Some ways of resolving write conflicts include :-
A ) Assign priorities to the processors and accept value from highest priority processor

B ) All the processors are allowed to write, provided that the quantities they are attempting to store are equal, otherwise access is denied to ALL processors.

C ) The max / min / sum / average of the value is stored (numeric data ).

Despite this, it is only feasible to allow P processors to access P memory locations simultaneously for relatively small P (< 30 )
Usually because the cost of the communication hardware is too high and physical size of the device used for a memory location.

Generally SIMD machines, because they can use very simple processors ( since have no control unit ), typically need to have large numbers of processors ( > 1000 ) to achieve high performance.

So shared memory SIMD machines are unrealistic and no commercial machines exist with this design.

However in MIMD machines, which use much more powerful processors, shared memory systems are in existance which have small numbers of processors ( 2 - 30 ).

To illustrate the theoretical potential of the four different subclasses of shared memory consider the following example.

We have N processors to search a list S = { L1, L2, .... Ln } for the index of a given element x. 1 < N < = n assume x may appear several times in the list and any index will do.

ALGORITHM :


	Procedure SM search (S, x, k)
	
	Step 1: FOR i=1 to N do in parallel
read x ENDFOR Step 2: FOR i=1 to N do in parallel Si := {L(i-1)n/N + 1) , .........L in/N } perform sequential search on sublist (returns Ki = -1 if not in list or index if it is in the list ENDFOR Step 3: FOR i=1 to N do in parallel if Ki > 0 then K = Ki endif ENDFOR
Assuming the sequential search procedure takes O(n/N) time in the worst case what is the time complexity of running this algorithm on the four subclasses of shared memory machine ?
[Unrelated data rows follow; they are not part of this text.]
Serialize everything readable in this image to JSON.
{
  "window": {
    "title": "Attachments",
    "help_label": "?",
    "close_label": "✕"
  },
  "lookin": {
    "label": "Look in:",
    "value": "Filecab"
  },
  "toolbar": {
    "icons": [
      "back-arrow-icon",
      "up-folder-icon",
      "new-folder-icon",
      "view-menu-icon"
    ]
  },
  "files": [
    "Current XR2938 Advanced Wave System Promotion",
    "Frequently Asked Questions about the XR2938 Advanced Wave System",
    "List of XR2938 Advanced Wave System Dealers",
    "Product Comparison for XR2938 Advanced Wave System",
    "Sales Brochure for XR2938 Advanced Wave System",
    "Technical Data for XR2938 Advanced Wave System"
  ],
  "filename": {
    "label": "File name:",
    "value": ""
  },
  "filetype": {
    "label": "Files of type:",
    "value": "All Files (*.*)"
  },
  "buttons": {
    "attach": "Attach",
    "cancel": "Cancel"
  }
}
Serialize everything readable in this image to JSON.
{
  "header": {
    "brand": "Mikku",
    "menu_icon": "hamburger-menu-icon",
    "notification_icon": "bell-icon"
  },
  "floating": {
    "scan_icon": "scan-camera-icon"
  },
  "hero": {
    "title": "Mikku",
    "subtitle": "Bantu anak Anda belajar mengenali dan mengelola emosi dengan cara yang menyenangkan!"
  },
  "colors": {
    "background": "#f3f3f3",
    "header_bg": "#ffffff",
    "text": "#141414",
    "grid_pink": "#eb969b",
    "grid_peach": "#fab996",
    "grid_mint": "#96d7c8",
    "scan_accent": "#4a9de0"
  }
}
EREW : 	Step 1 takes O(N) time (N reads, one at a time)
	Step 2 takes O(n/N) time (time for reading list & sequential search)
	Step 3 takes O(N) time 
		
	i.e. overall O(N) + O(n/N) time 

ERCW : Step 1 takes O(N) time Step 2 takes O(n/N) time Step 3 takes constant time ( with an appropriate conflict resolution rule ) i.e. overall O(N) + O(n/N)

CREW : Step 1 takes constant time Step 2 takes O(n/N) time Step 3 takes O(N) time i.e. overall O(N) + O(n/N)

CRCW : Step 1 takes constant time Step 2 takes O(n/N) time Step 3 takes constant time i.e. overall O(n/N)